By Pravin Palande| Jun 25, 2012
Manoj Pradhan, emerging market economist at Morgan Stanley, talks to Forbes India and puts India and its economic situation in a global context
Profile: Global Emerging Markets Economist at Morgan Stanley
Career: He has served on the faculty of the economics departments at the State University of New York (Stony Brook) and the George Washington University in Washington DC from 1998 to 2004
Education: PhD in Macroeconomics from the George Washington University and a Masters in Finance from the London Business School
Interests: Music, photography
Q. What is worrying about India?
People talk about India’s current account deficit but just the fact that there is a deficit doesn’t bother me. It is why you have a deficit that is more important. India’s current account deficit comes from its fiscal deficit. The fiscal deficit of India is wide when compared to other economies in the same context and that is worrying. Most of that fiscal deficit has gone into fostering greater consumption and that is not what India needs.
Q. How did fiscal deficit affect the Indian growth story?
The issue is that the fiscal deficit that has been incurred in India fostered consumption and not investments. While the government deficit has increased, consumption increased and investments have come down. Over a period of time it has become abundantly clear to policymakers that what India really needs is investments and much of that is in the infrastructure sector.
Q. But what about the long-term India story. Is it on track?
What is happening in India is a real useful wake-up call. The general message from international investors says that if you don’t get your story right, you can stagnate. What it means is that India should not take growth for granted. The biggest problem that emerging markets have is their complacency. India has one of the best demographics in the entire emerging market space, so I’m not worried about the long-term growth of the country.
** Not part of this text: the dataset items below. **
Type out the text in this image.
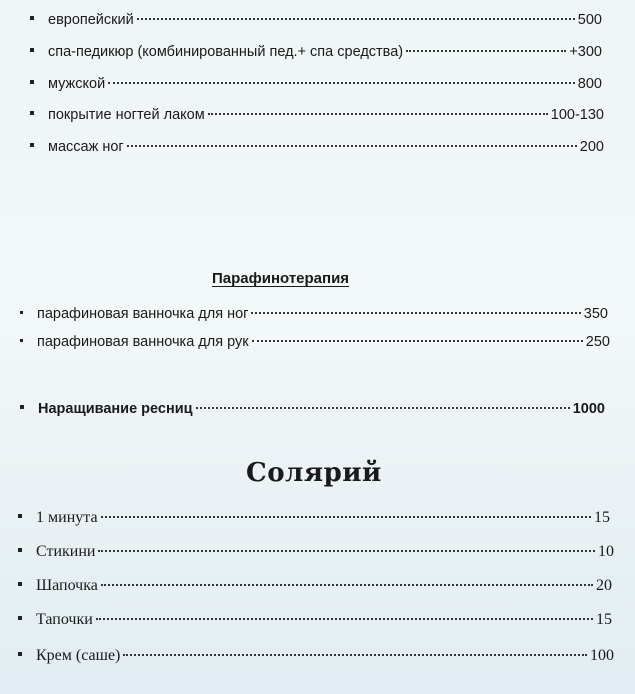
европейский	500
спа-педикюр (комбинированный пед.+ спа средства)	+300
мужской	800
покрытие ногтей лаком	100-130
массаж ног	200
Парафинотерапия
парафиновая ванночка для ног	350
парафиновая ванночка для рук	250
Наращивание ресниц	1000
Солярий
1 минута	15
Стикини	10
Шапочка	20
Тапочки	15
Крем (саше)	100
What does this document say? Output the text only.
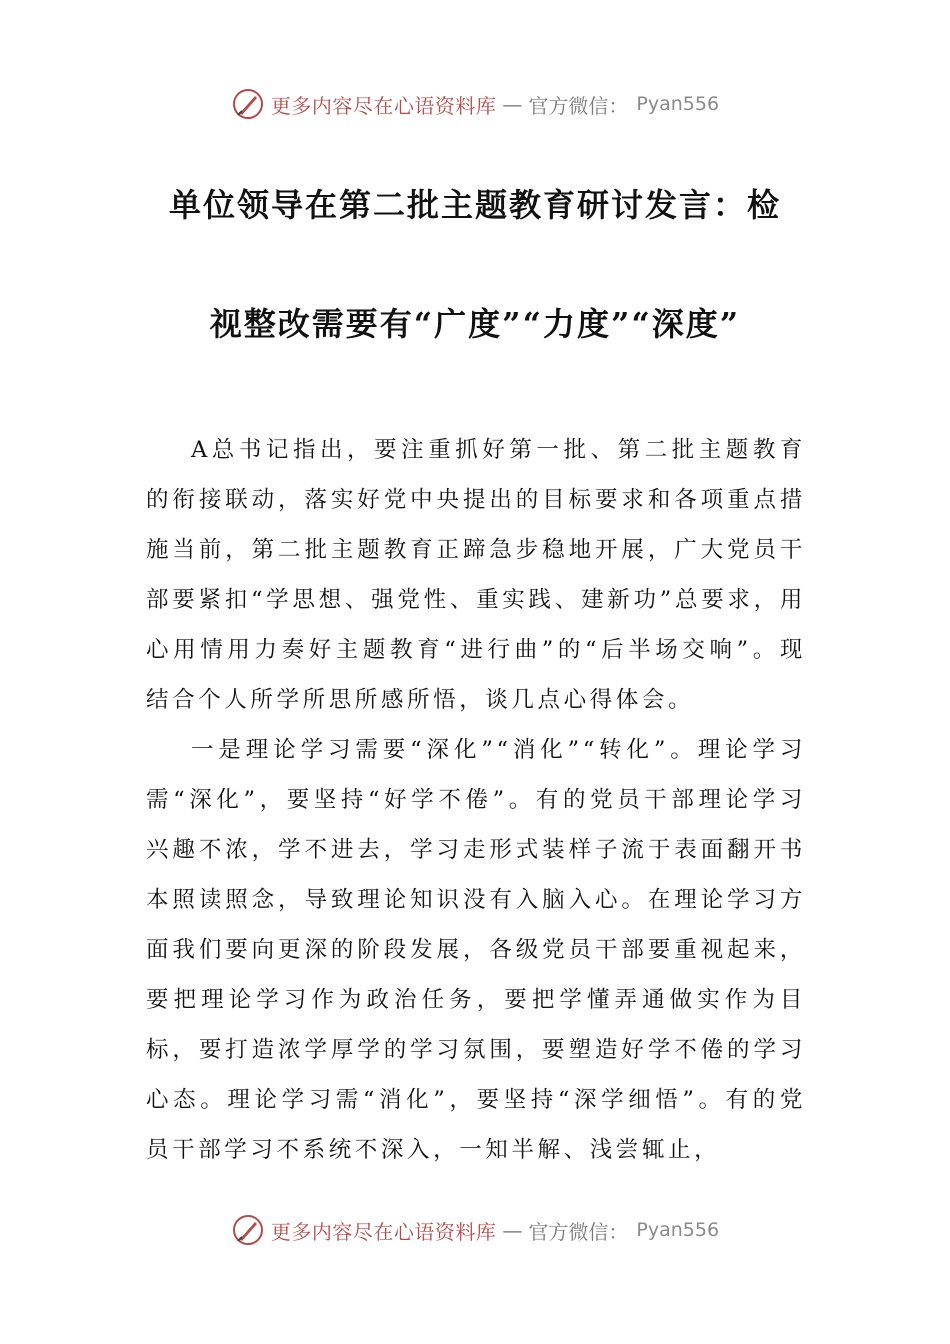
更多内容尽在心语资料库 — 官方微信： Pyan556
单位领导在第二批主题教育研讨发言：检
视整改需要有“广度”“力度”“深度”

A总书记指出，要注重抓好第一批、第二批主题教育的衔接联动，落实好党中央提出的目标要求和各项重点措施当前，第二批主题教育正蹄急步稳地开展，广大党员干部要紧扣“学思想、强党性、重实践、建新功”总要求，用心用情用力奏好主题教育“进行曲”的“后半场交响”。现结合个人所学所思所感所悟，谈几点心得体会。

一是理论学习需要“深化”“消化”“转化”。理论学习需“深化”，要坚持“好学不倦”。有的党员干部理论学习兴趣不浓，学不进去，学习走形式装样子流于表面翻开书本照读照念，导致理论知识没有入脑入心。在理论学习方面我们要向更深的阶段发展，各级党员干部要重视起来，要把理论学习作为政治任务，要把学懂弄通做实作为目标，要打造浓学厚学的学习氛围，要塑造好学不倦的学习心态。理论学习需“消化”，要坚持“深学细悟”。有的党员干部学习不系统不深入，一知半解、浅尝辄止，

更多内容尽在心语资料库 — 官方微信： Pyan556
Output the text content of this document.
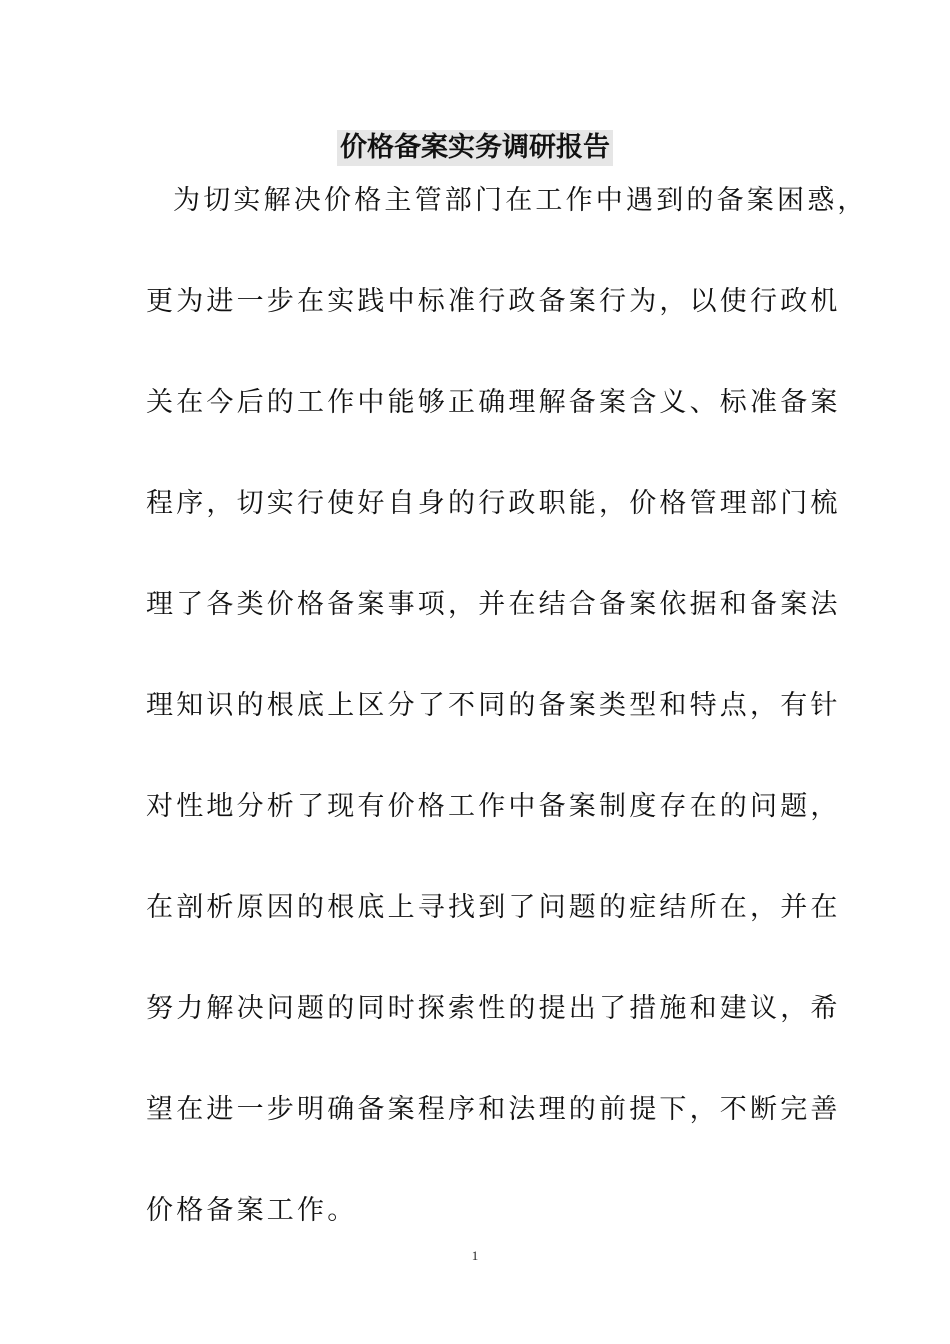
价格备案实务调研报告
为切实解决价格主管部门在工作中遇到的备案困惑，
更为进一步在实践中标准行政备案行为，以使行政机
关在今后的工作中能够正确理解备案含义、标准备案
程序，切实行使好自身的行政职能，价格管理部门梳
理了各类价格备案事项，并在结合备案依据和备案法
理知识的根底上区分了不同的备案类型和特点，有针
对性地分析了现有价格工作中备案制度存在的问题，
在剖析原因的根底上寻找到了问题的症结所在，并在
努力解决问题的同时探索性的提出了措施和建议，希
望在进一步明确备案程序和法理的前提下，不断完善
价格备案工作。
1
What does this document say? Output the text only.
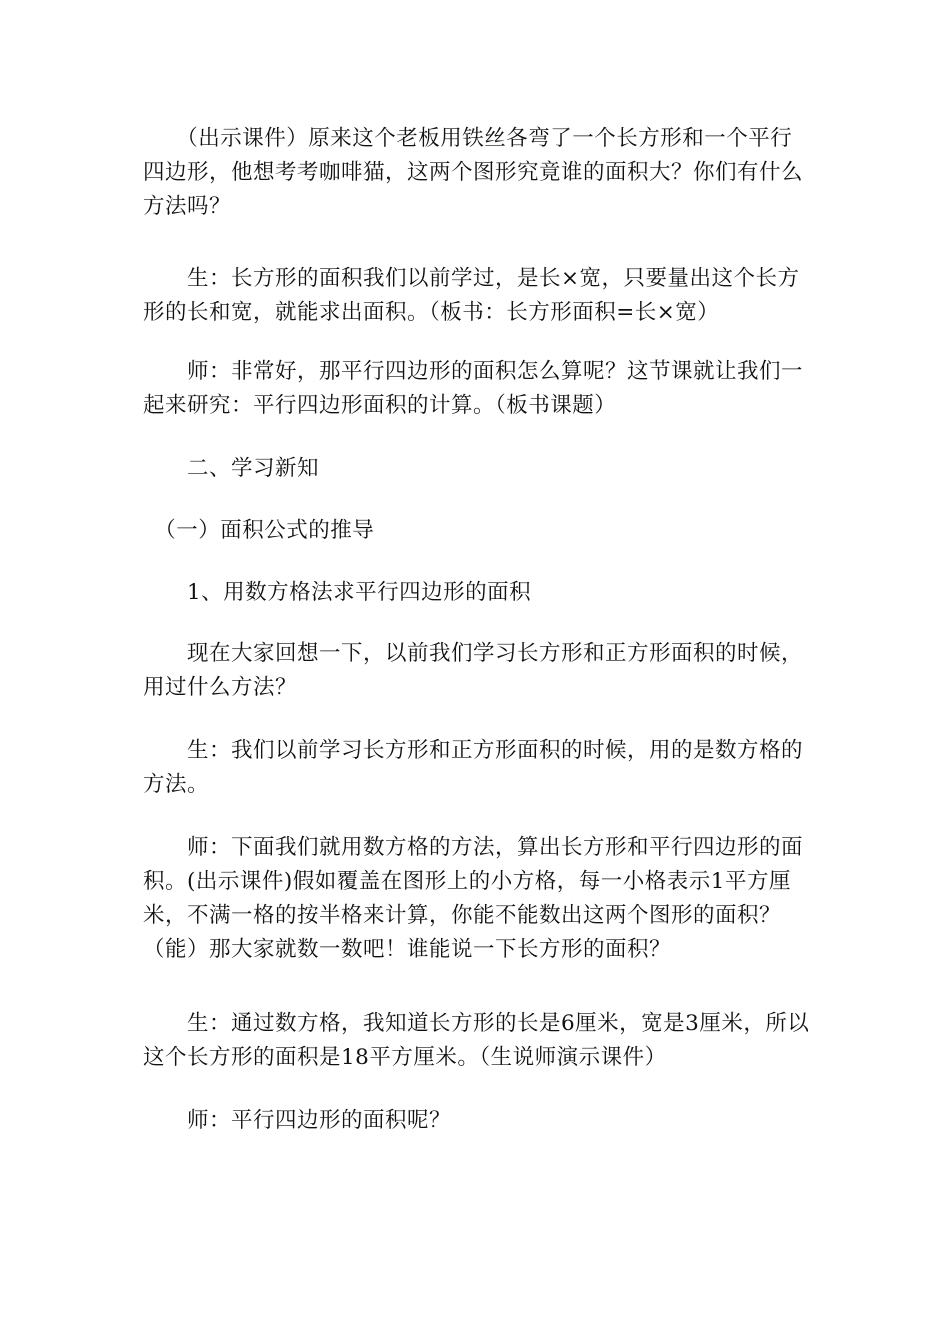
　　（出示课件）原来这个老板用铁丝各弯了一个长方形和一个平行
四边形，他想考考咖啡猫，这两个图形究竟谁的面积大？你们有什么
方法吗？
　　生：长方形的面积我们以前学过，是长×宽，只要量出这个长方
形的长和宽，就能求出面积。（板书：长方形面积=长×宽）
　　师：非常好，那平行四边形的面积怎么算呢？这节课就让我们一
起来研究：平行四边形面积的计算。（板书课题）
　　二、学习新知
　（一）面积公式的推导
　　1、用数方格法求平行四边形的面积
　　现在大家回想一下，以前我们学习长方形和正方形面积的时候，
用过什么方法？
　　生：我们以前学习长方形和正方形面积的时候，用的是数方格的
方法。
　　师：下面我们就用数方格的方法，算出长方形和平行四边形的面
积。(出示课件)假如覆盖在图形上的小方格，每一小格表示1平方厘
米，不满一格的按半格来计算，你能不能数出这两个图形的面积？
（能）那大家就数一数吧！谁能说一下长方形的面积？
　　生：通过数方格，我知道长方形的长是6厘米，宽是3厘米，所以
这个长方形的面积是18平方厘米。（生说师演示课件）
　　师：平行四边形的面积呢？
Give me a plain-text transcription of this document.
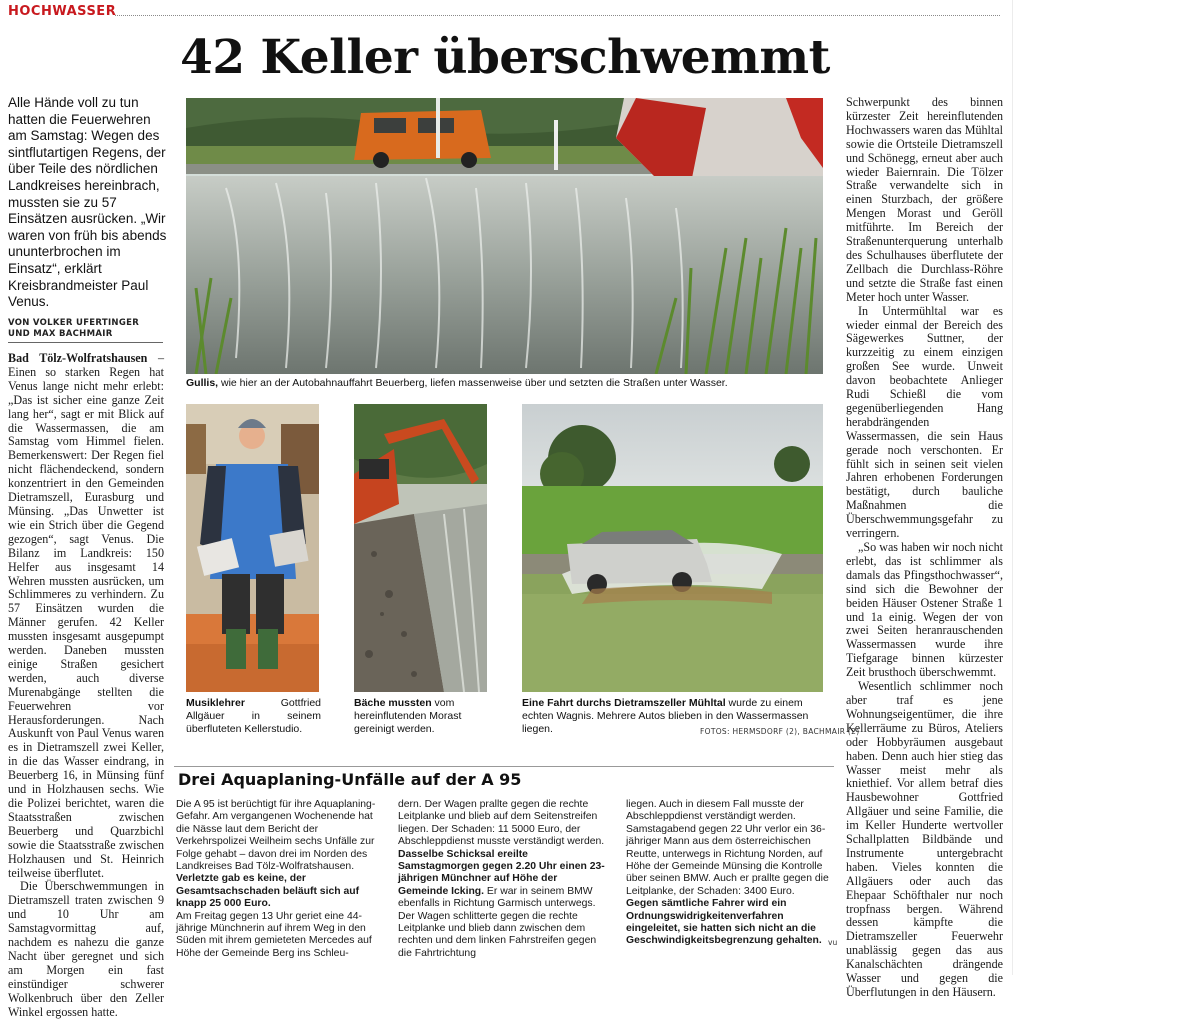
HOCHWASSER
42 Keller überschwemmt
Alle Hände voll zu tun hatten die Feuerwehren am Samstag: Wegen des sintflutartigen Regens, der über Teile des nördlichen Landkreises hereinbrach, mussten sie zu 57 Einsätzen ausrücken. „Wir waren von früh bis abends ununterbrochen im Einsatz“, erklärt Kreisbrandmeister Paul Venus.
VON VOLKER UFERTINGER
UND MAX BACHMAIR

Bad Tölz-Wolfratshausen – Einen so starken Regen hat Venus lange nicht mehr erlebt: „Das ist sicher eine ganze Zeit lang her“, sagt er mit Blick auf die Wassermassen, die am Samstag vom Himmel fielen. Bemerkenswert: Der Regen fiel nicht flächendeckend, sondern konzentriert in den Gemeinden Dietramszell, Eurasburg und Münsing. „Das Unwetter ist wie ein Strich über die Gegend gezogen“, sagt Venus. Die Bilanz im Landkreis: 150 Helfer aus insgesamt 14 Wehren mussten ausrücken, um Schlimmeres zu verhindern. Zu 57 Einsätzen wurden die Männer gerufen. 42 Keller mussten insgesamt ausgepumpt werden. Daneben mussten einige Straßen gesichert werden, auch diverse Murenabgänge stellten die Feuerwehren vor Herausforderungen. Nach Auskunft von Paul Venus waren es in Dietramszell zwei Keller, in die das Wasser eindrang, in Beuerberg 16, in Münsing fünf und in Holzhausen sechs. Wie die Polizei berichtet, waren die Staatsstraßen zwischen Beuerberg und Quarzbichl sowie die Staatsstraße zwischen Holzhausen und St. Heinrich teilweise überflutet.

Die Überschwemmungen in Dietramszell traten zwischen 9 und 10 Uhr am Samstagvormittag auf, nachdem es nahezu die ganze Nacht über geregnet und sich am Morgen ein fast einstündiger schwerer Wolkenbruch über den Zeller Winkel ergossen hatte.

Schwerpunkt des binnen kürzester Zeit hereinflutenden Hochwassers waren das Mühltal sowie die Ortsteile Dietramszell und Schönegg, erneut aber auch wieder Baiernrain. Die Tölzer Straße verwandelte sich in einen Sturzbach, der größere Mengen Morast und Geröll mitführte. Im Bereich der Straßenunterquerung unterhalb des Schulhauses überflutete der Zellbach die Durchlass-Röhre und setzte die Straße fast einen Meter hoch unter Wasser.

In Untermühltal war es wieder einmal der Bereich des Sägewerkes Suttner, der kurzzeitig zu einem einzigen großen See wurde. Unweit davon beobachtete Anlieger Rudi Schießl die vom gegenüberliegenden Hang herabdrängenden Wassermassen, die sein Haus gerade noch verschonten. Er fühlt sich in seinen seit vielen Jahren erhobenen Forderungen bestätigt, durch bauliche Maßnahmen die Überschwemmungsgefahr zu verringern.

„So was haben wir noch nicht erlebt, das ist schlimmer als damals das Pfingsthochwasser“, sind sich die Bewohner der beiden Häuser Ostener Straße 1 und 1a einig. Wegen der von zwei Seiten heranrauschenden Wassermassen wurde ihre Tiefgarage binnen kürzester Zeit brusthoch überschwemmt.

Wesentlich schlimmer noch aber traf es jene Wohnungseigentümer, die ihre Kellerräume zu Büros, Ateliers oder Hobbyräumen ausgebaut haben. Denn auch hier stieg das Wasser meist mehr als kniethief. Vor allem betraf dies Hausbewohner Gottfried Allgäuer und seine Familie, die im Keller Hunderte wertvoller Schallplatten Bildbände und Instrumente untergebracht haben. Vieles konnten die Allgäuers oder auch das Ehepaar Schöfthaler nur noch tropfnass bergen. Während dessen kämpfte die Dietramszeller Feuerwehr unablässig gegen das aus Kanalschächten drängende Wasser und gegen die Überflutungen in den Häusern.

Gullis, wie hier an der Autobahnauffahrt Beuerberg, liefen massenweise über und setzten die Straßen unter Wasser.
Musiklehrer Gottfried Allgäuer in seinem überfluteten Kellerstudio.
Bäche mussten vom hereinflutenden Morast gereinigt werden.
Eine Fahrt durchs Dietramszeller Mühltal wurde zu einem echten Wagnis. Mehrere Autos blieben in den Wassermassen liegen.	FOTOS: HERMSDORF (2), BACHMAIR (2)
Drei Aquaplaning-Unfälle auf der A 95

Die A 95 ist berüchtigt für ihre Aquaplaning-Gefahr. Am vergangenen Wochenende hat die Nässe laut dem Bericht der Verkehrspolizei Weilheim sechs Unfälle zur Folge gehabt – davon drei im Norden des Landkreises Bad Tölz-Wolfratshausen. Verletzte gab es keine, der Gesamtsachschaden beläuft sich auf knapp 25 000 Euro.

Am Freitag gegen 13 Uhr geriet eine 44-jährige Münchnerin auf ihrem Weg in den Süden mit ihrem gemieteten Mercedes auf Höhe der Gemeinde Berg ins Schleu-

dern. Der Wagen prallte gegen die rechte Leitplanke und blieb auf dem Seitenstreifen liegen. Der Schaden: 11 5000 Euro, der Abschleppdienst musste verständigt werden.

Dasselbe Schicksal ereilte Samstagmorgen gegen 2.20 Uhr einen 23-jährigen Münchner auf Höhe der Gemeinde Icking. Er war in seinem BMW ebenfalls in Richtung Garmisch unterwegs. Der Wagen schlitterte gegen die rechte Leitplanke und blieb dann zwischen dem rechten und dem linken Fahrstreifen gegen die Fahrtrichtung

liegen. Auch in diesem Fall musste der Abschleppdienst verständigt werden. Samstagabend gegen 22 Uhr verlor ein 36-jähriger Mann aus dem österreichischen Reutte, unterwegs in Richtung Norden, auf Höhe der Gemeinde Münsing die Kontrolle über seinen BMW. Auch er prallte gegen die Leitplanke, der Schaden: 3400 Euro.

Gegen sämtliche Fahrer wird ein Ordnungswidrigkeitenverfahren eingeleitet, sie hatten sich nicht an die Geschwindigkeitsbegrenzung gehalten. vu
Q. How are institutional investors looking at India at this point in time?
The general tendency amongst investors is that they feel some of the innocence has been lost. Even in 2008 and 2009, [it was] thought that it was a temporary lapse in growth. The belief is that the long-term emerging market story is intact. It has just become a lot softer than most people had expected. So if you think about growth in India, whether it is going to be 8 percent or 7 percent, mostly they want to wait and watch. They want to see how the next two years play out before re-establishing their confidence in the Indian economy.
Q. What is your view of the new emerging markets or African countries that are growing at a faster rate?
It is difficult to find a country [that has] a high growth rate and investment potential at the same time. You can see smaller countries growing very rapidly, but these markets are very difficult to invest in. You have to be present on the ground there and take advantage of those resources and then you can leverage that growth efficiently. But that is not possible for equity investors.